The news from a Russian perspective
A state-funded Russian news supplement begins publishing in Hong Kong today as part of Moscow's efforts to pay major newspapers around the world to carry articles it says uphold editorial independence and correct a lack of balanced reporting on the country.
Russia Beyond The Headlines starts its first monthly issue with the South China Morning Post today. It makes China the 15th country to circulate the paper, its publisher Eugene Abov said.
When a partnership with a mainland media outlet starts next month, it will bring the number of languages the supplement is published in to 10, Abov said.
The paper, produced by the official Rossiyskaya Gazeta, claims it will not shy away from criticising the Russian government, although a local academic doubts its effectiveness since 'people don't read much into such supplements'.
On that, Abov said they were under no pressure from Moscow to show it in a good light.
'We are not doing advertorial,' he said. 'We are not doing advertising. We are not doing public relations. We are doing quality journalism.'
He acknowledged common misgivings about news published by official agencies. 'Russia is still coming to terms with its long - sometimes painful, sometimes curious - history that cannot be understood in the context of stereotypes,' he said.
'One of them is that any media outlet that receives funding from the Russian government must inherently take a heavy pro-government perspective and toe the Kremlin line. We think our coverage shows this is not the case.'
Asked if the paper would sometimes criticise the government, he said: 'Yeah, yeah, yeah. Just read what we write. We want to give an objective picture of our country.'
Newspapers that already have tie-ups with the five-year-old project include The Washington Post and The Daily Telegraph. Abov said they hoped to reach 20 countries by 2014.

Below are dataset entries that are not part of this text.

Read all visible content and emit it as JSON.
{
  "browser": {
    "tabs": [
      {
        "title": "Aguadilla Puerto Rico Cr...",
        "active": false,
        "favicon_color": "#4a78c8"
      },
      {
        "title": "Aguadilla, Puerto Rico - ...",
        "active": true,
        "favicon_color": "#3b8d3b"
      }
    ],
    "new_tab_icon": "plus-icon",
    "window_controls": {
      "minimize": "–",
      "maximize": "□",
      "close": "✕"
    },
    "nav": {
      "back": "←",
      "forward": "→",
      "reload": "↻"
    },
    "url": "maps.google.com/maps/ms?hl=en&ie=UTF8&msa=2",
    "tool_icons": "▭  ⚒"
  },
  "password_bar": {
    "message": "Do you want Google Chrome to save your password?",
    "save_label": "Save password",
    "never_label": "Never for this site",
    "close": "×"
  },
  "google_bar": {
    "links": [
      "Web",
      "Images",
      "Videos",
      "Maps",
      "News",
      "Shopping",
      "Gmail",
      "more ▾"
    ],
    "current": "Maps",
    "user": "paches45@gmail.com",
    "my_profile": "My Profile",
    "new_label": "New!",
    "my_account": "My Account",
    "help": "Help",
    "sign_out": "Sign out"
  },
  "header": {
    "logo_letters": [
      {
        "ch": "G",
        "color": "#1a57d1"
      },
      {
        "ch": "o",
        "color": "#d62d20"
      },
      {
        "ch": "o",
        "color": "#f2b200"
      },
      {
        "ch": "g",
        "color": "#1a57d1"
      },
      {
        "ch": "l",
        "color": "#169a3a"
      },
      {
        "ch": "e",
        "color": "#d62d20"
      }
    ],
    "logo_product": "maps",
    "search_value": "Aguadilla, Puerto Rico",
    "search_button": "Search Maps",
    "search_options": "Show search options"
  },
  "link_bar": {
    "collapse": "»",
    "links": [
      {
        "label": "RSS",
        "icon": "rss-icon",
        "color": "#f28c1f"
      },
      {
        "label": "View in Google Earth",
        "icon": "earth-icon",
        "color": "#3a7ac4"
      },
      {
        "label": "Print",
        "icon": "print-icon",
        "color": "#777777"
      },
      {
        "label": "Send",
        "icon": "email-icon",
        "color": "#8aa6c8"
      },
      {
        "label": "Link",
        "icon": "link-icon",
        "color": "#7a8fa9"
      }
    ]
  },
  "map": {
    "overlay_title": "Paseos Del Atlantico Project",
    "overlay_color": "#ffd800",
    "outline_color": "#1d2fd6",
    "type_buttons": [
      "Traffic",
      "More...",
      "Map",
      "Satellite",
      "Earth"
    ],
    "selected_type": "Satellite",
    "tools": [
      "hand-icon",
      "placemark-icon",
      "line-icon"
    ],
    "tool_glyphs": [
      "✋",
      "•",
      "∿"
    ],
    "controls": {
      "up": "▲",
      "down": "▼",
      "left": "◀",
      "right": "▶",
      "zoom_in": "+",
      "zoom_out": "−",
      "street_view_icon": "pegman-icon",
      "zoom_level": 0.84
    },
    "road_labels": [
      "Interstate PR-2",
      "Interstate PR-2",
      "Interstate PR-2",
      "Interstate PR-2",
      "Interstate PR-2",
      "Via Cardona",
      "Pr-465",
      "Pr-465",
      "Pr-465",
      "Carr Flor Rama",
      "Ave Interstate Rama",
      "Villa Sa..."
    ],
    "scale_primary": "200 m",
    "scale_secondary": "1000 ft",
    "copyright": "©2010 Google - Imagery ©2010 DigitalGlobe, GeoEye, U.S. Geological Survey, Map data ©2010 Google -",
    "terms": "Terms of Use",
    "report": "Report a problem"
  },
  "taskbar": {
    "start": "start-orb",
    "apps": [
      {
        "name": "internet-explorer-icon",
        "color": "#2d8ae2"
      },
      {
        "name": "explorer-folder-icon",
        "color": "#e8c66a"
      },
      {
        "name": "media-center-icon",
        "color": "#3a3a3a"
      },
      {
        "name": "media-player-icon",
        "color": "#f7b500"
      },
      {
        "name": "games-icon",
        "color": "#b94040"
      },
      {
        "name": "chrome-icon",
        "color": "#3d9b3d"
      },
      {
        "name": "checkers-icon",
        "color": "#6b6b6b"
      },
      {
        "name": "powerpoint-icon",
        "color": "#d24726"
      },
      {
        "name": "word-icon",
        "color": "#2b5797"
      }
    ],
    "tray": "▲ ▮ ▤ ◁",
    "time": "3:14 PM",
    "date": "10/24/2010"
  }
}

'We think that there is an obvious lack of information about Russia in Hong Kong media,' he said. 'It doesn't apply only to Hong Kong, but to all countries.'
The amount of money each newspaper is paid to carry Russia Beyond The Headlines is not made public, but the sum 'is for production, printing and sub-editing services'.
Some see the project as a sign of Russia developing its soft power. However, Ma Ngok, an associate professor of politics at Chinese University, doubted its effectiveness, given that 'readers don't usually read these sponsored supplements'.
'Whether it should be seen as an exertion of soft power depends on how it is packaged, but it's not unusual for a government to commission reports, for instance, in tourism magazines,' he said.